Pflanzenschutz: Kupfer und Schwefel
Biologisch zertifiziert: ja
Direktverkauf: ja, nach Voranmeldung.
Wohnmöglichkeit: nein
Essmöglichkeit: ja

Die Weine von Andrea Cervini gibt es vermutlich nirgendwo im deutschsprachigen Raum, während man sie online aus Italien bei allen größeren Naturweinhändlern (callmewine, decanto, rollingwine, wineyou) bestellen kann.

 

Es gibt Rebsorten, aus denen sich große oder zumindest eindrucksvolle Weine keltern lassen und andere bei denen das nicht geht, die aber trotzdem – sofern sie denn einen Winzer haben, der sie ernst nimmt und versteht – ganz sympathisch sind. Glera, die Rebsorte, aus der Prosecco fabriziert wird, ist dafür vielleicht das beste Beispiel. Grundsätzlich völlig belanglos, bekommt sie in den richtigen Händen, zumindest ein bisschen Charakter. Ortrugo ist auch so eine Sorte. Anders als Glera wollte sie allerdings auch nie im Mittelpunkt stehen, worauf bereits ihr Name verweist: Erstmals erwähnt wurde sie 1881 im ampelografischen Bulletin des italienischen Landwirtschaftsministerium als Altruga, als „altra uva“ – „andere Traube“ – also diejenige, die im Vergleich zu den übrigen Trauben eine Stufe tiefer stand. 

Angepflanzt wurde sie trotzdem. Weniger um ganz für sich alleine vinifiziert zu werden, sondern um die Malvasia di Candia Aromatica – ohne wenn und aber eine große Rebsorte – zu unterstützen und ihre Wucht und ausladende Aromatik mit ein wenig Subtilität und Finesse zu kombinieren. Dafür eignet sie sich blendend und so fließt sie, als delikater und filigraner Partner, in die mitunter wichtigsten orangen Cuvées der Emilia mit ein.

Da die Malvasia di Candia Aromatica fast ausschließlich in den vier, in Richtung Apennin abzweigenden Tälern Piacenzas (Nure, Arda, Tidone und Trebbia) vorkommt, findet man auch Ortrugo, dessen Schicksal an sie geknüpft ist, fast nur dort. Und weil nicht alle Winzer fortwährend Lust haben, substantielle und nachdrückliche Weine zu keltern, sondern sich manchmal auch mit etwas weniger zufrieden geben, wird sie mittlerweile auch gelegentlich ganz für sich abgefüllt: Fast immer prickelnd, um ihre Leichtigkeit, Lebendigkeit und delikaten Aromen zusätzlich zu unterstreichen. Und fast immer als emilianische Antwort auf Prosecco, mit dem sie es, in ihren besten – flaschenvergorenen – Varianten, auch locker aufnehmen kann.

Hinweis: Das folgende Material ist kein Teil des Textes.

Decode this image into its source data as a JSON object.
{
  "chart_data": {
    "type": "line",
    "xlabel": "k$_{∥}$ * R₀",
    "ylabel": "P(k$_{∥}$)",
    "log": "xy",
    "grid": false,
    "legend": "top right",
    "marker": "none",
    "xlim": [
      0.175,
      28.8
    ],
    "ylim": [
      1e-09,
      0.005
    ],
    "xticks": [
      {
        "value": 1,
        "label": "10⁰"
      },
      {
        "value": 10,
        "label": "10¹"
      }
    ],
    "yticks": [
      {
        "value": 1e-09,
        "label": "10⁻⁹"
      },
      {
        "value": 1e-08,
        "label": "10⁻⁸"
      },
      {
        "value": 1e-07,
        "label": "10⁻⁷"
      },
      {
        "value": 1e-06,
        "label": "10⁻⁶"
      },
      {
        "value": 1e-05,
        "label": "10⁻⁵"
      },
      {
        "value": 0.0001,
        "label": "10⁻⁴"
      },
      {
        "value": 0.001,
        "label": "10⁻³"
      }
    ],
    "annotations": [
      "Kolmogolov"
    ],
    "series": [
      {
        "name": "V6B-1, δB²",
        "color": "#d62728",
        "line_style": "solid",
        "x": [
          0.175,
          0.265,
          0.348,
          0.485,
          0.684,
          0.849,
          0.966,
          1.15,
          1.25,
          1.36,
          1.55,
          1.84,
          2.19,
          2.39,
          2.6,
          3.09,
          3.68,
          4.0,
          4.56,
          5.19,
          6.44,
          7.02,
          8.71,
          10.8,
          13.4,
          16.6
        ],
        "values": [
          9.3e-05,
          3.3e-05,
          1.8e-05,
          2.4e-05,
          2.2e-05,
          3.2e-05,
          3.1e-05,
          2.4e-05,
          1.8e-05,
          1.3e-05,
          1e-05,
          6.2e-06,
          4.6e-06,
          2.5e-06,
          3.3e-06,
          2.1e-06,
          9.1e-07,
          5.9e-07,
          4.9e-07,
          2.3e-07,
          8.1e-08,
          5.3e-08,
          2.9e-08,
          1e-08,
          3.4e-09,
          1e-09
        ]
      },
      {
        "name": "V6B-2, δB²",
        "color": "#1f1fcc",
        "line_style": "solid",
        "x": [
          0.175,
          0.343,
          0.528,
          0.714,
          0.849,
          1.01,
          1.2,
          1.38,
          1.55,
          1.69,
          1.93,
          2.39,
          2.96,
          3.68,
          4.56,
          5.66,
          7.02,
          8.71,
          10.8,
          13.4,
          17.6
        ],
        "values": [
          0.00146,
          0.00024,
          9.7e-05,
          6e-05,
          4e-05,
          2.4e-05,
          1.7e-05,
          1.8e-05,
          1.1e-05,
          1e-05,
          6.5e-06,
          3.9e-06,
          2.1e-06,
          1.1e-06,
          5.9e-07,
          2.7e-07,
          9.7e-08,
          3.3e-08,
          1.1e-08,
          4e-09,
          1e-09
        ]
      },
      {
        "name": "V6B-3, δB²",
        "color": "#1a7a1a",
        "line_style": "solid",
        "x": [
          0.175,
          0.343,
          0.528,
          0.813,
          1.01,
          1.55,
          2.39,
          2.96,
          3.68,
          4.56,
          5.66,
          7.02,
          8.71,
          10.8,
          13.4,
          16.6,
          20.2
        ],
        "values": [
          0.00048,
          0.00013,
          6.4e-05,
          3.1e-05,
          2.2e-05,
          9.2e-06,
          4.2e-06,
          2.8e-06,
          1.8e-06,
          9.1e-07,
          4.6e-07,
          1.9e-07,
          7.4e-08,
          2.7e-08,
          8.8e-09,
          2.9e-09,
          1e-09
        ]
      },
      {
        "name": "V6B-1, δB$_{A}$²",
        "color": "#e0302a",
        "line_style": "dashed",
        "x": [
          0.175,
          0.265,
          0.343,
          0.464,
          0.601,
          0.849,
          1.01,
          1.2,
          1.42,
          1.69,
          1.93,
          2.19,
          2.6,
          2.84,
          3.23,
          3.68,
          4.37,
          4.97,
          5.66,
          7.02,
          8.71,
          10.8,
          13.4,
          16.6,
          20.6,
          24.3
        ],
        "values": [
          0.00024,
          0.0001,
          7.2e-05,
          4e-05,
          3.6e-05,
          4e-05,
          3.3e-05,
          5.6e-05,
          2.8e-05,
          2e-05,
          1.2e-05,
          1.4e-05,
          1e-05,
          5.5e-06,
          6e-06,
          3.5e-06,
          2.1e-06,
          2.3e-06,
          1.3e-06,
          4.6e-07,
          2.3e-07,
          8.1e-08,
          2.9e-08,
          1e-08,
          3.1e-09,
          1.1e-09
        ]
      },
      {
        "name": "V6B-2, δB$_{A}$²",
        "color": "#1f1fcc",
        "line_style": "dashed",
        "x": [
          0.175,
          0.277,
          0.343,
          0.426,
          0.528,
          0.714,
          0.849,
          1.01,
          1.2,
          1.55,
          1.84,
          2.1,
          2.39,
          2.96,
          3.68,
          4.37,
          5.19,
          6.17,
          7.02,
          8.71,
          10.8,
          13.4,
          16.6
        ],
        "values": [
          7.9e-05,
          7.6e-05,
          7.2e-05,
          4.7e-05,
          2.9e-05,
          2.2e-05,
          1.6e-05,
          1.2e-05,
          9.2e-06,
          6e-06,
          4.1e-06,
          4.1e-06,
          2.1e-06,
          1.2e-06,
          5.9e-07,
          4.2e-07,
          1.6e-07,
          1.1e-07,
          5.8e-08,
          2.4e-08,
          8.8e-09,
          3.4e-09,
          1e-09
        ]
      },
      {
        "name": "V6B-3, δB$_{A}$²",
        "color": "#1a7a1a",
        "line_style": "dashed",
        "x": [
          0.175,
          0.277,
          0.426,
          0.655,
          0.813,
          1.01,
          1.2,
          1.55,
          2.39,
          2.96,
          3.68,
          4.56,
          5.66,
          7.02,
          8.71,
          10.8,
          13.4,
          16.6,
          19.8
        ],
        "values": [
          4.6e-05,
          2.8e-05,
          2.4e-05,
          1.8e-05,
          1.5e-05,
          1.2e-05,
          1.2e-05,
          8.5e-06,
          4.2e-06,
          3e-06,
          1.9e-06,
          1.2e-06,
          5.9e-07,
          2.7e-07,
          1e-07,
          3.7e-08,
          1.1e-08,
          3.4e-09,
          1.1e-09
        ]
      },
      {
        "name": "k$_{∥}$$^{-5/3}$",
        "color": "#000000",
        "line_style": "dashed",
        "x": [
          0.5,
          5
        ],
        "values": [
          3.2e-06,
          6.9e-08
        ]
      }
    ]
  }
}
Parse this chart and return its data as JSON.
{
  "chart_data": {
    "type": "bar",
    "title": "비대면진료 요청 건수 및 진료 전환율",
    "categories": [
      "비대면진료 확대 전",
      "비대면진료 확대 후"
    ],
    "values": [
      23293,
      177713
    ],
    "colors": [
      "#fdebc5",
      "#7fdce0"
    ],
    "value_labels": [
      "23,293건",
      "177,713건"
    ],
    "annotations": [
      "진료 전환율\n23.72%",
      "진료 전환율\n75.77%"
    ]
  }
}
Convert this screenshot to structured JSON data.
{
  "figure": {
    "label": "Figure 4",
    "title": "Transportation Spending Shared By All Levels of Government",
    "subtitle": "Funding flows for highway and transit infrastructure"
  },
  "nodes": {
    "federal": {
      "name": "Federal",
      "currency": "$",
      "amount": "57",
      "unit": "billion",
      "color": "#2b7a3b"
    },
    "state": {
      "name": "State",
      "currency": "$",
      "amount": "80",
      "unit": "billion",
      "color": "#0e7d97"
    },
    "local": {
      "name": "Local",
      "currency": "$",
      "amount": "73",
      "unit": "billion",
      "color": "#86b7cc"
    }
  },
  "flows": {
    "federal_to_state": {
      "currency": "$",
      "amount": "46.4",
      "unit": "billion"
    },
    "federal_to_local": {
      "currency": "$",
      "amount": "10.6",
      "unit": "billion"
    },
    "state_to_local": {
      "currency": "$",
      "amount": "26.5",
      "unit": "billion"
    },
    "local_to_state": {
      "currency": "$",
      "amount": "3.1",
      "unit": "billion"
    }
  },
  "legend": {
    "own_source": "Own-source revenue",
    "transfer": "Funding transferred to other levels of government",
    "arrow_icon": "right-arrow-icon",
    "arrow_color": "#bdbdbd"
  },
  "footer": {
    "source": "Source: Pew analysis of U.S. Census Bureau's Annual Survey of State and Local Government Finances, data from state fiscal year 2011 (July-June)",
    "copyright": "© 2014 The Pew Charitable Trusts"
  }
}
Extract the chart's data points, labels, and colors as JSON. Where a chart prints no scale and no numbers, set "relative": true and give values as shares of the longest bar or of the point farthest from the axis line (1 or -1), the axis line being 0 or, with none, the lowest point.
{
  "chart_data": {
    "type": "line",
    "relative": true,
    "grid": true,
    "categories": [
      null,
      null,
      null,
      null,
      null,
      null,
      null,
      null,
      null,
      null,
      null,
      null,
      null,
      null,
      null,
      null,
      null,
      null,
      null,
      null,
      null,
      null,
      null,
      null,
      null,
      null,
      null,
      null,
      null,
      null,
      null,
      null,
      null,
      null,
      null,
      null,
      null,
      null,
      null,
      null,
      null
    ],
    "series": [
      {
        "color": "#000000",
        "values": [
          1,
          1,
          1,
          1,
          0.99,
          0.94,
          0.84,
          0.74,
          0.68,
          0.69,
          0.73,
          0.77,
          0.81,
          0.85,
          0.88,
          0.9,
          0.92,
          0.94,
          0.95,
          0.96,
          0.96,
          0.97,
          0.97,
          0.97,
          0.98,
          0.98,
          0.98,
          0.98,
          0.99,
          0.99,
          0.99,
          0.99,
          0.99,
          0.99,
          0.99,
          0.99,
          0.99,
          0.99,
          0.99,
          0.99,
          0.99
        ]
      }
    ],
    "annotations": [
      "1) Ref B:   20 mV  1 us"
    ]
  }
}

Ein paar reinsortige Ortrugos

Croci: Lubigo Frizzante
Saccomani: Ortrugo Frizzante
Marco Cordani: Ortrugo Terzolo Frizzante
Davide Valla: Dieci Lune Frizzante
Solenghi: Ortrugo Frizzante
Lusenti: Ciano Frizzante

Ortugo als Partner

Denavolo: Dinavolo (bei vinonudo)
La Stoppa: Ageno
Cascinotta di Rizzolo: Cascinotta
Casè: Casè Bianco
Lusenti: Azzi frizzante

DAS WEINGUT

Marco Cordani ist ein Winzer alten Schlages. Bei Verkostungen, zwischen seinen Kollegen, wirkt er wie aus der Zeit gefallen, ruhig, zurückhaltend und nur dann gesprächig, wenn es um seine Arbeit geht. Die erledigt er seit frühester Jugend tagtäglich nahe der kleinen Ortschaft Carpaneto Piacentino in den Montine di Celleri, wo er die sechs Hektar Weingärten pflegt, die sein Urgroßvater Angelo und sein Großvater Benvenuto angelegt haben. Abgesehen von einem kurzen Intermezzo als Schiffsbauer hat sich Marco Zeit seines Lebens um die Familienreben gekümmert, die sich mit Ausnahme einer kleinen Parzelle Syrah aus den klassischen Sorten des Piacentino zusammensetzen: Barbera und Bonarda (alias Croatina) machen die rote Fraktion aus, Malvasia di Candia Aromatica, Moscato Bianco, Ortrugo und Trebbiano stehen für die weißen und orangen Vinifikation zur Verfügung.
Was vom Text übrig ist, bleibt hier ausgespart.